What is < ! Doctype > in HTML 5?


What is < ! Doctype >in HTML 5?

The HTML document type declaration, also known as DOCTYPE, is the first line of code required in an HTML or XHTML document. The DOCTYPE declaration tells the web browser which version of HTML the page will be written to. This allows web pages to be parsed in different web browsers in the same way.

What is DOCTYPE?

Different types of software use Doctype for two purposes. Your web browser uses Doctype to determine which rendering mode to use (more on rendering methods later). The markup validator examines the document type to choose the rules for checking the document (later on).

Different types of software use Doctype for two purposes. Your web browser uses Doctype to determine which rendering mode to use (more on rendering methods later). The markup validator examines the document type to choose the rules for checking the document (later on).

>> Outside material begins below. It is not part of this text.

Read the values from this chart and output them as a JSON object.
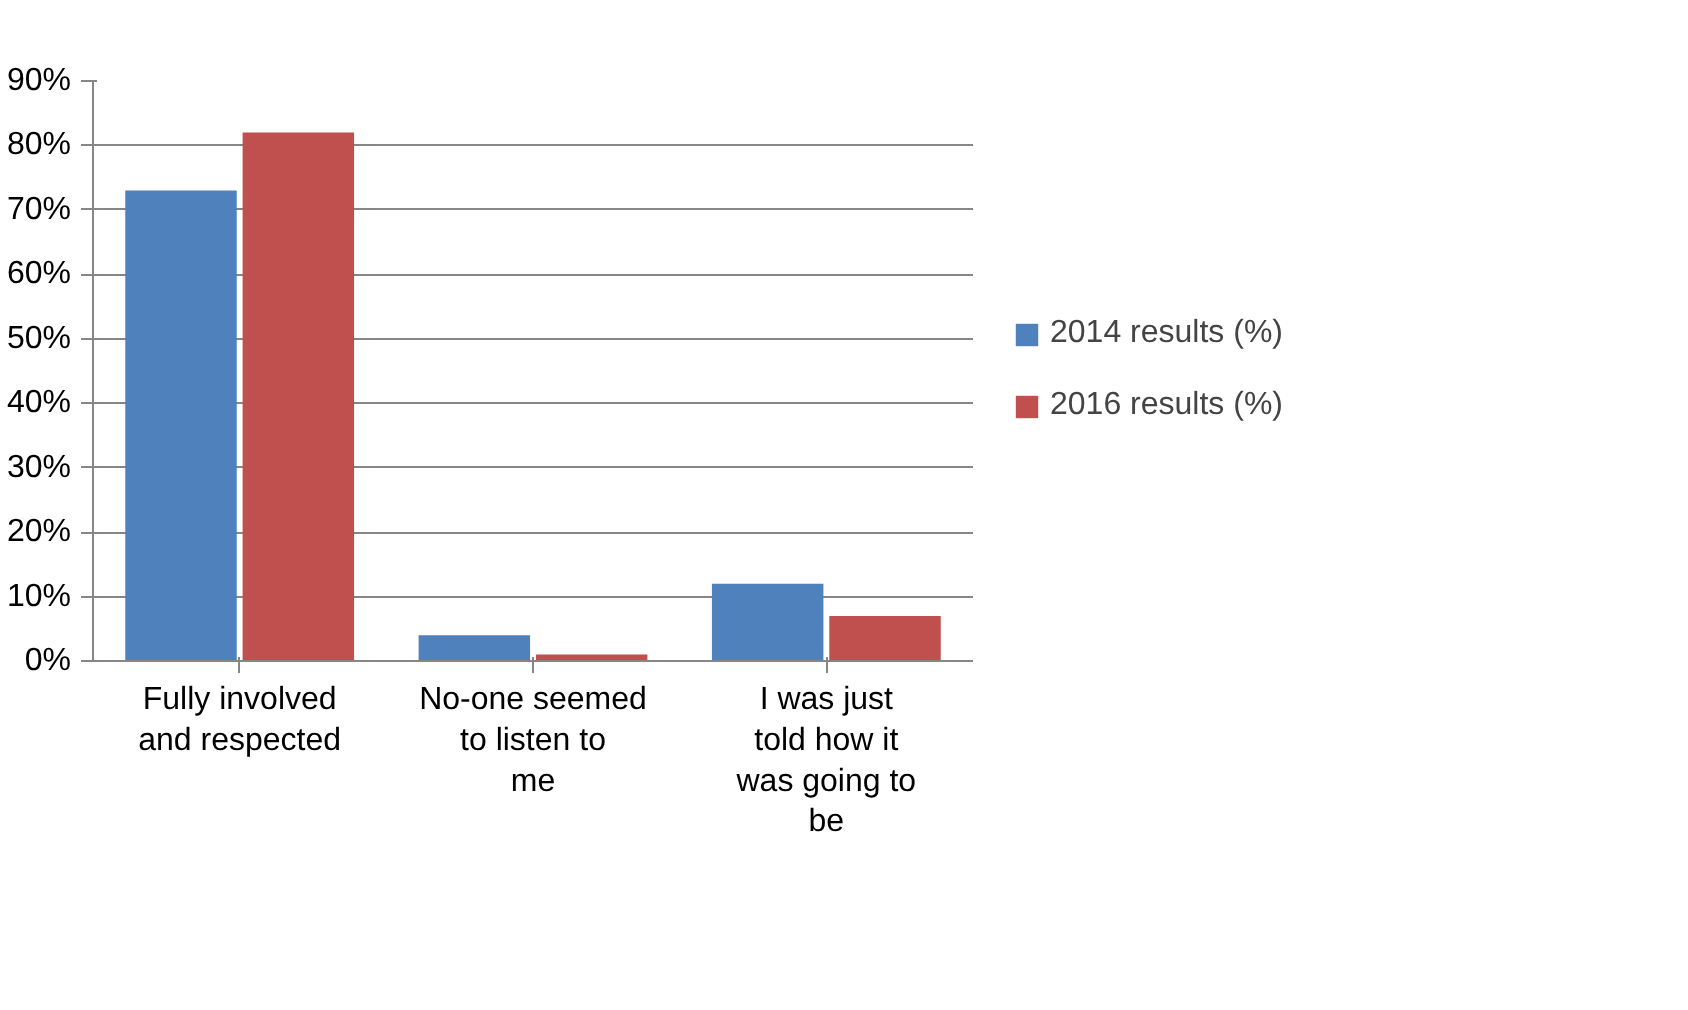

The document type declaration (DOCTYPE for short) tells the web browser which version of the website's markup language is written in. The DOCTYPE declaration appears at the top of the web page before all other elements. According to the HTML specification or standard, every HTML document requires a valid document type declaration to ensure that the web page displays as intended. The doctype declaration is usually the first one defined in the HTML document (before the start tag). However, the doctype declaration itself is not an HTML tag.

The HTML5 DOCTYPE is very short, concise, and case-sensitive. Earlier HTML versions of Doctype have been lengthened because the HTML language is SGML-based and therefore requires a reference to the DTD but are now deprecated. In HTML5, this is no longer the case, and the doctype declaration is only needed to enable standard mode for documents written using HTML syntax.